Not to be lost in the holiday shuffle, author (and member of music group the Wingdale Community Singers) Rick Moody joined musicians Sufjan Stevens and John Wesley Harding (who publishes novels under his real name Wesley Stace), Monday, December 17 to discuss the "cross-pollination" of music and literature. PENultimate Lit, the second in a series of events put on by PEN, an international human rights and literary organization, the evening, hosted at Southpaw in Brooklyn, took the form of both an intense discussion of the subject and performances by the musicians. Prior to the event, Moody and Stace spoke with SPIN.com about this mixing of form and the ways in which music influences them.
What is the aim of the PENultimate Lit event?
Rick Moody: I think what PEN is trying to do with this series is define ways to make contemporary literature sort of collide with popular art forms. Tonight's event is the event in which literature and indie rock or contemporary music collide with on another. I think that there are a legitimate spots where these two mutually influence each other. There are a lot of bands that are using writers to write the lyrics -- like One Ring Zero -- and then there's a band like the Decemberists that's clearly very literary and the singer's sister is a novelist.
Wesley Stace: And Jonathan Lethem just wrote all the lyrics on the new Silos record.
RM: So that's the idea -- that these two media are having a renaissance of influencing each other, and we're going to try and map out how it works. I think indie rock is so far out of the mainstream as it were and literature, especially at this moment, is not at the top of the ladder in terms of popular arts. So we're two idioms that feel like the glare of the public lights are not upon us and it's easy to want to make a common cause of such a moment.
For someone who writes both literature and music, do you think they come from the same part of your brain?
WS: I didn't go to writing school, although I do think there's a good school in writing 20 years of song lyrics -- taught me how to trust words on the page and let my mind go free -- but ultimately I feel that my lyrics have always been subject to criticism and praise for being literary. In rock music, especially when I started out making it, that was criminal. People didn't want to hear that. I do have say that for me, though, they do come from a very different place. I couldn't do them at the same time. They are so different. It's different mechanics. Although this is coming from the person who turned one of his songs into a 600-page novel.

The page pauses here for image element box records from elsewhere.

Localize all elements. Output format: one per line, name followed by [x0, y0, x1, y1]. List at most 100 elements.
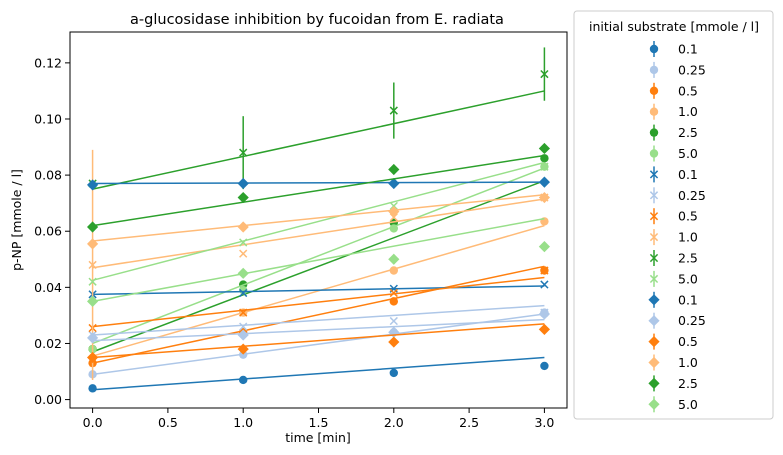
fit-line: [92, 181, 545, 185]
data-point: [389, 224, 399, 233]
data-point: [538, 142, 551, 155]
legend-label: 2.5: [678, 125, 698, 140]
legend-marker: [648, 377, 660, 389]
data-point: [86, 351, 99, 364]
data-point: [389, 201, 398, 211]
data-point: [86, 295, 99, 307]
legend-marker: [649, 65, 659, 75]
data-point: [238, 375, 248, 385]
series-diamond-0.25: [86, 308, 551, 344]
data-point: [88, 384, 97, 393]
x-tick-label: 2.5: [459, 415, 479, 430]
legend-label: 1.0: [678, 230, 698, 245]
legend-label: 0.1: [678, 42, 698, 57]
legend-marker: [649, 107, 659, 116]
series-diamond-5.0: [86, 217, 551, 307]
data-point: [540, 162, 549, 171]
data-point: [388, 253, 400, 265]
data-point: [86, 238, 99, 250]
y-tick-label: 0.04: [34, 280, 62, 295]
x-axis: 0.0 0.5 1.0 1.5 2.0 2.5 3.0: [83, 408, 554, 430]
legend-label: 0.5: [678, 209, 698, 224]
legend-item: 5.0: [649, 145, 698, 162]
chart-title: a-glucosidase inhibition by fucoidan fro…: [130, 12, 504, 28]
legend-marker: [648, 315, 660, 327]
data-point: [237, 191, 249, 204]
fit-line: [92, 313, 545, 376]
y-axis: 0.00 0.02 0.04 0.06 0.08 0.10 0.12: [34, 55, 70, 407]
data-point: [538, 323, 551, 336]
data-point: [540, 69, 549, 79]
y-tick-label: 0.10: [34, 111, 62, 126]
data-point: [237, 221, 249, 233]
legend-item: 1.0: [648, 354, 698, 371]
fit-line: [92, 217, 545, 303]
data-point: [540, 361, 549, 371]
data-point: [237, 329, 249, 341]
legend-marker: [649, 86, 659, 96]
fit-line: [92, 276, 545, 328]
legend-label: 1.0: [678, 104, 698, 119]
fit-line: [92, 180, 545, 353]
fit-line: [92, 154, 545, 227]
data-point: [237, 267, 249, 279]
legend-item: 0.5: [648, 333, 698, 350]
data-point: [237, 343, 249, 355]
legend-item: 0.5: [649, 82, 698, 99]
data-point: [389, 213, 398, 222]
y-tick-label: 0.12: [34, 55, 62, 70]
plot-area: [86, 47, 551, 393]
legend-label: 5.0: [678, 271, 698, 286]
legend-label: 2.5: [678, 376, 698, 391]
fit-line: [92, 194, 545, 242]
data-point: [388, 177, 400, 190]
series-diamond-2.5: [86, 142, 551, 233]
data-point: [389, 266, 399, 275]
x-tick-label: 0.5: [158, 415, 178, 430]
legend-item: 0.1: [649, 41, 698, 57]
fit-line: [92, 265, 545, 364]
legend-label: 0.1: [678, 167, 698, 182]
y-tick-label: 0.08: [34, 168, 62, 183]
data-point: [538, 241, 551, 253]
series-x-2.5: [88, 47, 549, 190]
legend-item: 5.0: [649, 270, 698, 287]
data-point: [239, 238, 248, 247]
fit-line: [92, 161, 545, 282]
legend-item: 2.5: [648, 375, 698, 392]
data-point: [538, 176, 551, 188]
data-point: [540, 280, 549, 289]
data-point: [389, 368, 399, 378]
fit-line: [92, 285, 545, 296]
series-circle-0.1: [88, 356, 549, 393]
data-point: [388, 336, 400, 348]
data-point: [538, 308, 551, 320]
legend-marker: [648, 294, 660, 306]
data-point: [388, 163, 400, 176]
series-x-1.0: [88, 149, 549, 380]
legend-item: 0.1: [649, 166, 698, 183]
legend-marker: [648, 398, 660, 410]
data-point: [86, 179, 99, 191]
legend-marker: [649, 191, 659, 200]
legend-marker: [649, 232, 659, 242]
legend-label: 2.5: [678, 251, 698, 266]
series-x-0.5: [88, 266, 549, 333]
legend-item: 0.25: [649, 61, 706, 78]
x-tick-label: 2.0: [384, 415, 404, 430]
legend-title: initial substrate [mmole / l]: [589, 19, 759, 34]
data-point: [239, 288, 248, 298]
data-point: [538, 191, 551, 204]
legend-marker: [648, 336, 660, 348]
legend-label: 0.25: [678, 62, 706, 77]
legend-marker: [649, 128, 659, 137]
x-tick-label: 0.0: [83, 415, 103, 430]
data-point: [389, 297, 399, 306]
fit-line: [92, 90, 545, 190]
legend-marker: [649, 170, 659, 179]
legend-item: 5.0: [648, 396, 698, 413]
legend-item: 0.25: [648, 312, 706, 329]
legend-item: 0.1: [648, 291, 698, 308]
fit-line: [92, 323, 545, 359]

Do you listen to music while you're writing?
RM: I do, although often music without lyrics. I find if the music has lyrics that it's intrusive.

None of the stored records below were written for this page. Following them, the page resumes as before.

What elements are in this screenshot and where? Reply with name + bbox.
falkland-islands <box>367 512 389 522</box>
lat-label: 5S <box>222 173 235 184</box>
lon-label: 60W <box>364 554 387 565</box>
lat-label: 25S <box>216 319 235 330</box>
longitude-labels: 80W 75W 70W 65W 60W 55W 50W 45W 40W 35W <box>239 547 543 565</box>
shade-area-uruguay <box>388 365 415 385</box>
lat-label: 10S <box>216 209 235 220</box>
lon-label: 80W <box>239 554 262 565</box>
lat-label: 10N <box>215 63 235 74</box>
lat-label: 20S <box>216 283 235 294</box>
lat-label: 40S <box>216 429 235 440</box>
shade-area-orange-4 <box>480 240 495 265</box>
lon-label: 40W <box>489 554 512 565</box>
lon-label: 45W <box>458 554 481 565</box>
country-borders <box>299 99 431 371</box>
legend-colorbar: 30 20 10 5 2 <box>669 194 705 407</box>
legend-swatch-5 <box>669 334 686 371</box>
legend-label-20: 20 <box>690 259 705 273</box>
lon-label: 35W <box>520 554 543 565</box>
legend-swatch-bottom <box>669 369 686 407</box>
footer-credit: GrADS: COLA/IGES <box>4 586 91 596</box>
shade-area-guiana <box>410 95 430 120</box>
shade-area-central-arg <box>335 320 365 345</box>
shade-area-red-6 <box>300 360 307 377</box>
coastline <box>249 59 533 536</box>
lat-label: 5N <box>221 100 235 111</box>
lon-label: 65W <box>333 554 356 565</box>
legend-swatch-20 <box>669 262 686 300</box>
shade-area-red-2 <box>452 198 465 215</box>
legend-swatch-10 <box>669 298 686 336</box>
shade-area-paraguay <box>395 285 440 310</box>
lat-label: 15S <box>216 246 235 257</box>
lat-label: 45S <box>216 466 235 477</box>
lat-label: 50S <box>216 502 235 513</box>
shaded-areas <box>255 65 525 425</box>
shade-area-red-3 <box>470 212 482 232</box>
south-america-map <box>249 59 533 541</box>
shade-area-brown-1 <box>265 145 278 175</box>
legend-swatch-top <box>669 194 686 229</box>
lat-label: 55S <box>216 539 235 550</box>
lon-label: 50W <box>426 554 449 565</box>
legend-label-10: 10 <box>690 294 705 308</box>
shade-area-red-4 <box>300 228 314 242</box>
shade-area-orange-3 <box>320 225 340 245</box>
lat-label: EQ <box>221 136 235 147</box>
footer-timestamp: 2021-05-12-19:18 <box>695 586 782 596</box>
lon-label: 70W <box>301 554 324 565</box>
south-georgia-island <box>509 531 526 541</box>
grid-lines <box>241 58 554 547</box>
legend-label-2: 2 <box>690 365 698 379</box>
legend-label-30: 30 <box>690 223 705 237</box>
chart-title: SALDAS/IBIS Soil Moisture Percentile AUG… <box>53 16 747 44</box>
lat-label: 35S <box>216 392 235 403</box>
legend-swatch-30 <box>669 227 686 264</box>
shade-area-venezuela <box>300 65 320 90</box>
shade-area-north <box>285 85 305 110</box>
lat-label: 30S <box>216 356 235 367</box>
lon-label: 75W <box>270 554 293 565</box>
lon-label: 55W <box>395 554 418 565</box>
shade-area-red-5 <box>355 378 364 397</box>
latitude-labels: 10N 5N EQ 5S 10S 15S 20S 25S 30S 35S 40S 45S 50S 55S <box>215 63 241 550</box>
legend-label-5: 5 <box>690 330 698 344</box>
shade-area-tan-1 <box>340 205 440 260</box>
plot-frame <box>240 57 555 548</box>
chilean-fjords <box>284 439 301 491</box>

WS: I barely can listen to at all while writing and the thought of listening to music with lyrics is explosive to my mind. Maybe a little classical music, but generally nothing.
RM: I used to find that the best thing for first drafts was Big Black or Hüsker Dü, but now I'm getting too old for that. This morning I was listening to McCoy Tyner playing John Coltrane compositions. Jazz and classical, or super avant guard stuff like Sun Ra.
How do you find out about new music?
RM: The last thing I do in the mornings when I get the paper is read the book reviews. Instead I go to the music reviews section and I read it like it's a religious text. I'm always up for what anybody says is the new interesting act.
WS: I don't read music stuff, but I am incredibly good at taking advice from people on what to listen to. Rick just told me to listen to the Battles record today.
What was your favorite record of 2007?
WS: My favorite record of the year was the Robert Wyatt album.
RM: We both like that record. I think that album is awesome. I like the Animal Collective album too, I think that's really good.
What are both of you currently working on?
WS: I just finished an album with the Minus Five and that will come out in the New Year. And I'm in the middle of my third novel. It's about music though, oddly.
RM: A new novel. You will maybe see it in 2009. It's not done.